“Oh! oh!”
“Ah! you may sneer. So you have forgotten how she outwitted us. Did the devil himself ever do a cunninger thing than that? tempting a fellow into a correspondence that seemed a piece of folly on her part, yet it was a deep diabolical trick to get at my handwriting. Did you see her game? No more than I did. You chuckled at her writing letters to the plaintiff pendente lite. We were both children, setting our wits against a woman's. I tell you I dread her, especially when I see her so unnaturally quiet, after what we have done. When you hook a large salmon, and he makes a great commotion, but all of a sudden lies like a stone, be on your guard; he means mischief.”

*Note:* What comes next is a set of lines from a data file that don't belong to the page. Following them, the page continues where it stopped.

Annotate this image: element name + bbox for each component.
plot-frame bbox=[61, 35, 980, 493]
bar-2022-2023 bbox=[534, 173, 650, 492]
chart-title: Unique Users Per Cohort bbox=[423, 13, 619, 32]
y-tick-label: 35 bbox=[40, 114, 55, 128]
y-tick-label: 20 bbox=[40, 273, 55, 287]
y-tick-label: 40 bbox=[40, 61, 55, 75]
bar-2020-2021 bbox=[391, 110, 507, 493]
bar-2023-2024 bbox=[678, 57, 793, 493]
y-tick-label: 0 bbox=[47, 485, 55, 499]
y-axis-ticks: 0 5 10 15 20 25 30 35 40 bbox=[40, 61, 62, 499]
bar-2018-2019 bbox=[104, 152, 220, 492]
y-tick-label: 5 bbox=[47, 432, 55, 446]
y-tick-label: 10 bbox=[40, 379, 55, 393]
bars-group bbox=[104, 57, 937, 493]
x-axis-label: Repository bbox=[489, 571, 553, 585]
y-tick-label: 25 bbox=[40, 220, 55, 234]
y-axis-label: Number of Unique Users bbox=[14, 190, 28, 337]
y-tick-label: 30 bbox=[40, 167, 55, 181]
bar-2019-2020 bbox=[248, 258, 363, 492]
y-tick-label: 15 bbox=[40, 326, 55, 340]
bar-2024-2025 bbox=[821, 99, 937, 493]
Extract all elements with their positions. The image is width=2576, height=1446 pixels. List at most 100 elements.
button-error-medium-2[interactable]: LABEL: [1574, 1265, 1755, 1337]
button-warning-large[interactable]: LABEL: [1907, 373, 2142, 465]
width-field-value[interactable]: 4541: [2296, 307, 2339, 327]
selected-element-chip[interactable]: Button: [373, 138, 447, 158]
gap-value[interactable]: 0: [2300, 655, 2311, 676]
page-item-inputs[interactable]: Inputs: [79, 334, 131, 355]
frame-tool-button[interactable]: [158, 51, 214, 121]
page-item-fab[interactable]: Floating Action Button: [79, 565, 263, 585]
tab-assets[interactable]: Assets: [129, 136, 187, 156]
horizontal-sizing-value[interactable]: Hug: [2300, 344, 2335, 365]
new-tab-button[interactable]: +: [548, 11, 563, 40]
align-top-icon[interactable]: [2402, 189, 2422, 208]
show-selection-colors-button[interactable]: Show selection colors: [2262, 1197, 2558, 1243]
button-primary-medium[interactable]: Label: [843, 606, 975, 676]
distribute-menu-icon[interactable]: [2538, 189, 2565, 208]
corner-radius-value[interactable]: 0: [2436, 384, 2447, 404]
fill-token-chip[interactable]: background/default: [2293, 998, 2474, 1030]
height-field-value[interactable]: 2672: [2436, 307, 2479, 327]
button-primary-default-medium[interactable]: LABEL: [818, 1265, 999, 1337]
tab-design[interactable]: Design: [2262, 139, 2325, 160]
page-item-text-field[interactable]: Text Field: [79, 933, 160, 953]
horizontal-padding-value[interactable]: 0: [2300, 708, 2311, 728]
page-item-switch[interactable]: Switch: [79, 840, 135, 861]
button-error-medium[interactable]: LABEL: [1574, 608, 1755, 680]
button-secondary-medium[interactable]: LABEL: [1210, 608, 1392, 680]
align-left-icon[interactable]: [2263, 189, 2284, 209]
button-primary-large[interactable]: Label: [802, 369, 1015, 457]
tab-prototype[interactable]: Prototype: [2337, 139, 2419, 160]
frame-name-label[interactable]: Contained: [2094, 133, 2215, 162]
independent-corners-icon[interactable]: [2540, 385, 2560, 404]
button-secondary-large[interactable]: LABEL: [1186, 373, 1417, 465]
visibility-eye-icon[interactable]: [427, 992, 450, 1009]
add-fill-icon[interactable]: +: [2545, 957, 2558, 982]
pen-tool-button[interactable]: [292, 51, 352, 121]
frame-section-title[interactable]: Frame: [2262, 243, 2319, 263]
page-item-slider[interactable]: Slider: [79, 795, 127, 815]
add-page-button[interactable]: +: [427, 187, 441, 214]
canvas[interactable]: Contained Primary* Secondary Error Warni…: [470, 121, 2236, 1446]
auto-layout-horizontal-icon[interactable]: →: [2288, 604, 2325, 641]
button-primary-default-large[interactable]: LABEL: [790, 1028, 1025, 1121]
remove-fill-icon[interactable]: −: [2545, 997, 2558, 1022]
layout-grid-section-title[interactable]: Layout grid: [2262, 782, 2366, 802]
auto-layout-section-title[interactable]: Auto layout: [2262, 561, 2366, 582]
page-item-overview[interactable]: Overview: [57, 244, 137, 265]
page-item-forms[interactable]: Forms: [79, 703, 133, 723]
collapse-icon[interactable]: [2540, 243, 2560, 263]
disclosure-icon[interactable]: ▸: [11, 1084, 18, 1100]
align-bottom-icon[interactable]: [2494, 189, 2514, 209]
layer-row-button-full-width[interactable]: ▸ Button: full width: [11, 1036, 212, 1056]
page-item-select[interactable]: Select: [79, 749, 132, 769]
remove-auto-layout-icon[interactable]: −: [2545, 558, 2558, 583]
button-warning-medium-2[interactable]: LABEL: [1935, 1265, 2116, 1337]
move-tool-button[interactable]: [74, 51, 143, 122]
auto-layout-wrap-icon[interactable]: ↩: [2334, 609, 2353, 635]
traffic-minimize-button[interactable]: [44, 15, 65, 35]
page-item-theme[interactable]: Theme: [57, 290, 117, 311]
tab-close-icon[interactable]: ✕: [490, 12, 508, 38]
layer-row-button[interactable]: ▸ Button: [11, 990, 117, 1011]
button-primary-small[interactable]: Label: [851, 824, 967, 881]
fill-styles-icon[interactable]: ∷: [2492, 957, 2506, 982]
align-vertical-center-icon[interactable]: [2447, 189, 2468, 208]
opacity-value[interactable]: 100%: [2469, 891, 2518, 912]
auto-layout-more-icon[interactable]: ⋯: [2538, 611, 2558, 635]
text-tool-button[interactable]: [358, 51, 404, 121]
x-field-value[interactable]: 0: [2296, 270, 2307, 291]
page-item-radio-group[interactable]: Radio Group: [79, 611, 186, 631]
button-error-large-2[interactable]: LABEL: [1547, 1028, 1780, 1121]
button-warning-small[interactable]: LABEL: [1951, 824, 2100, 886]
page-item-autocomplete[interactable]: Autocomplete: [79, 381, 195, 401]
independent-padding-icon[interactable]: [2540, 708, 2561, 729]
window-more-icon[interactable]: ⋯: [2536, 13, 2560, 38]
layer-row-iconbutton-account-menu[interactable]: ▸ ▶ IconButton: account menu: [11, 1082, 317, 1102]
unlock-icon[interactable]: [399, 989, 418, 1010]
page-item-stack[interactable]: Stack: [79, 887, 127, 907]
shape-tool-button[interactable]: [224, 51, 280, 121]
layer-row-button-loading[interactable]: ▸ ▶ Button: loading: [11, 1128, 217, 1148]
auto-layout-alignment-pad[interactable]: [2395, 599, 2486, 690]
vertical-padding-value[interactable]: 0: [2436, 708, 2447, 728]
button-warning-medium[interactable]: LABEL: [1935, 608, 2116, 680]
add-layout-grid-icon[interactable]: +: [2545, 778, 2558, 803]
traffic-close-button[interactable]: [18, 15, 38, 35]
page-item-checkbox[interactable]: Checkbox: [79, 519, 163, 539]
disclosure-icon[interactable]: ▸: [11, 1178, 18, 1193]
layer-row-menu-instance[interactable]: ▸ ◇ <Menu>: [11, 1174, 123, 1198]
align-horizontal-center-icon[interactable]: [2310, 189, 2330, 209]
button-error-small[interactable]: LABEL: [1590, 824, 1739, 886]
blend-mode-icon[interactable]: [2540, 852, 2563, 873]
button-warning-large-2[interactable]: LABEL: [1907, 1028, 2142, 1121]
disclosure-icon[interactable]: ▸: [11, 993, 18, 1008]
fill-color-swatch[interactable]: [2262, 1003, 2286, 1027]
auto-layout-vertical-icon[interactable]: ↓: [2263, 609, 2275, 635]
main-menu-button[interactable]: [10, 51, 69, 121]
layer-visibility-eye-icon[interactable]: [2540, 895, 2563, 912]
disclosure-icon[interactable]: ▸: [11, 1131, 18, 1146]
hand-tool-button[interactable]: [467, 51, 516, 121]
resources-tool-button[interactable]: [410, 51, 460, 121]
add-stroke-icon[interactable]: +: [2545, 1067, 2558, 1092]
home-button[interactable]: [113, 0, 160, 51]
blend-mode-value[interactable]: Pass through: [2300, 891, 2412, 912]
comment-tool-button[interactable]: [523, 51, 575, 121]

“Well,” said Wheeler, “this is all very true, but you have strayed from the point. What makes you think she has an improper attachment?”
“Is it so very unnatural? He is the handsomest fellow about, she is the loveliest woman; he is dark, she is fair; and they are thrown together by circumstances. Another thing: I have always understood that women admire the qualities they don't possess themselves—strength, for instance. Now this parson is a Hercules. He took Sir Charles up like a boy and carried him in his arms all the way from where he had the fit. Lady Bassett walked beside them. Rely on it, a woman does not see one man carry another so without making a comparison in favor of the strong, and against the weak. But what am I talking about? They walk like lovers, those two.”
“What, hand in hand? he! he!”
“No, side by side; but yet like lovers for all that.”
“You must have a good eye.”
“I have a good opera-glass.”
Mr. Wheeler smoked in silence.
“Well, but,” said he, after a pause, “if this is so, all the better for you. Don't you see that the lover will never really help her to get the husband out of confinement? It is not in the nature of things. He may struggle with his own conscience a bit, being a clergyman, but he won't go too far; he won't break the law to get Sir Charles home, and so end these charming duets with his lady-love.”